お客様二人目 ~がっこう 第一話~

 その日も僕はいつも通りに登校した。

八時十五分ちょっと前に学校に到着し、八時二十分には席に着く。

二十五分にだいたいいつもと同じ友達が話かけてきて、先生がいつも通りに三十分に教室に入ってくる。いつものクラスメイト四十名。いつもの担任の先生。

(よし、今日も時間ぴったりだ)

すべていつもと同じ僕の一日は今日も調子がよさそうだ。


僕がこの学校を選んだ理由は、厳しい校則で有名な学校だからだ。

自由でなんでも好きにしていい校風より、断然こちらの方が僕には合っている。

時間割、制服、髪型、持ち物・・・・

学校見学の際にすべてが四角四面でカッチリと決められていることに僕はひどく感激して、(絶対ここにする)と強く心に誓った。

父や母はこの学校のあまりの校則の厳しさに、

「もっと自由な学校にしたら?」

「せめて髪型くらいは自由なところにしたら・・・」

なんて言ってたけど、そんなのはまっぴらで、絶対にこの学校がいいと僕は心に決めた。

僕は自由に・・・と言われることが苦手だ。

図工も音楽も創作ダンスも、

『好きにやってみましょう』

なんて言われると頭が真っ白になって結局何もできくなってしまう。

自由は不自由で僕にとっては不安しか生み出さない。

自由にやれと言われて出来上がるものは、

『・・・もっと大きく描けばいいのに』

『もっと大きな音でハキハキやればいいのに』

『硬すぎて、動きが弱弱しいね・・・・』

なんていう、ダメな評価ばかり。

僕は自由からはマイナスしか生み出せないのだ。


だけど、数学や理科のようにはっきりと答えがわかっている問に答えること、

『こうしましょう』と決まっていることに倣って従うことは、

なんて言えばいいのだろう、ピースがぴったりはまるような安心感と満足感を僕に与えてくれる。

高校進学という選択肢を与えられるなら、僕は自分に合う学校に通いたいと素直に思う。
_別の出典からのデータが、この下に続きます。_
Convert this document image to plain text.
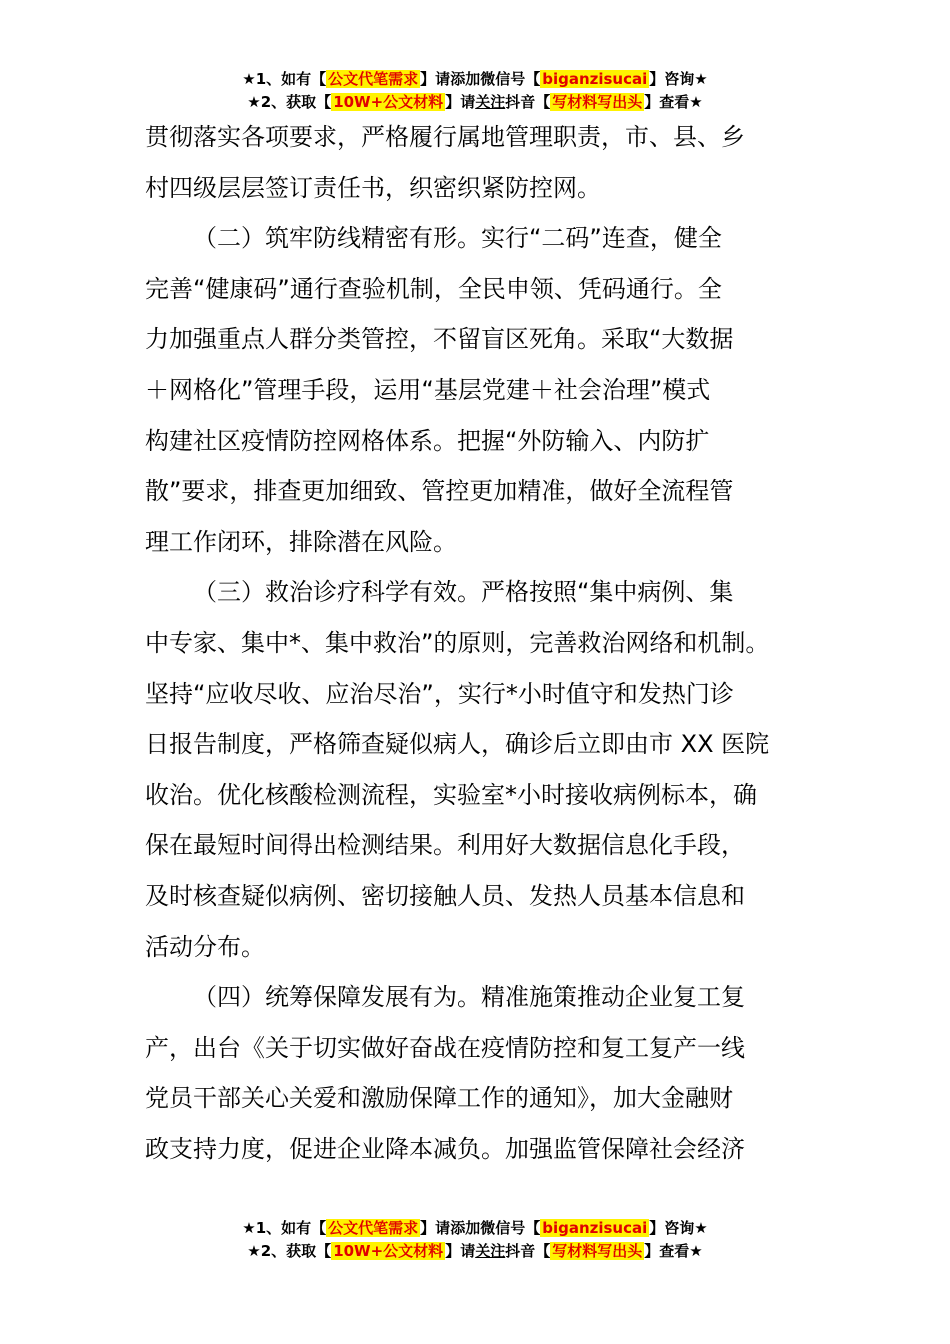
★1、如有【 公文代笔需求 】请添加微信号【 biganzisucai 】咨询★
★2、获取【 10W+公文材料 】请关注抖音【 写材料写出头 】查看★

贯彻落实各项要求，严格履行属地管理职责，市、县、乡
村四级层层签订责任书，织密织紧防控网。

（二）筑牢防线精密有形。实行“二码”连查，健全
完善“健康码”通行查验机制，全民申领、凭码通行。全
力加强重点人群分类管控，不留盲区死角。采取“大数据
＋网格化”管理手段，运用“基层党建＋社会治理”模式
构建社区疫情防控网格体系。把握“外防输入、内防扩
散”要求，排查更加细致、管控更加精准，做好全流程管
理工作闭环，排除潜在风险。

（三）救治诊疗科学有效。严格按照“集中病例、集
中专家、集中*、集中救治”的原则，完善救治网络和机制。
坚持“应收尽收、应治尽治”，实行*小时值守和发热门诊
日报告制度，严格筛查疑似病人，确诊后立即由市 XX 医院
收治。优化核酸检测流程，实验室*小时接收病例标本，确
保在最短时间得出检测结果。利用好大数据信息化手段，
及时核查疑似病例、密切接触人员、发热人员基本信息和
活动分布。

（四）统筹保障发展有为。精准施策推动企业复工复
产，出台《关于切实做好奋战在疫情防控和复工复产一线
党员干部关心关爱和激励保障工作的通知》，加大金融财
政支持力度，促进企业降本减负。加强监管保障社会经济

★1、如有【 公文代笔需求 】请添加微信号【 biganzisucai 】咨询★
★2、获取【 10W+公文材料 】请关注抖音【 写材料写出头 】查看★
だからこそこの学校を選んだのだ。


内申・学力ともに申し分ないとのことで、僕は晴れてこの学校に入学しそろそろ三か月が経とうとしている。

カッチリした学生服に、真っ白いワイシャツ、指定靴に指定カバン、指定の色の靴下に指定された色の学習用品・・・。

一例はシャープペンはNG,鉛筆を使用すること。

消しゴムは白、キャラクターNG、ちょっとでも落としてしまったらもう誰のものか区別がつかなくなるであろうと思うと僕はちょっと笑えた。

落とし物防止の名前を書く位置まで事細かに決められていることだった。

名前を書くのを手伝ってくれた母がその細かさにうんざりして言った。

「消しゴムの名前を書く位置は、

『面積の多い面に一か所のみ、名前の大きさが面の半分を占めないようにすること』ですって・・・。

何よこれ・・・はぁ・・・なんでもどこでもいいんじゃないの?」

「母さんはなんでも大雑把だからそんな風に思うんだよ。

僕もその方がいいと思うよ、ちゃんとその通りに書いてくれてるよね?」

「・・・はいはい、ちゃんとやってますよ」


うわさではあまりの厳しさに志願者が全然いないなんて話だったけど・・・。

そんなこと、僕には全く問題にならなかった。

この全てカッチリ決まっているこの学校生活を僕は痛く気に入っていた。

まぁそんな僕でも一つ驚いたことがあるとすれば、髪型も指定されていて

『男子生徒は丸刈り、女子生徒はオカッパであること。』

これには最初ギョっとして少し抵抗があって恥ずかしかったけど、やってしまえばすぐに慣れた。母は涙ぐんでいた。父はなんとも言えない顔だったけど。

今は短い方が楽でいい。

規律を守ってさえいれば何も言われないこの環境に僕は満足していた。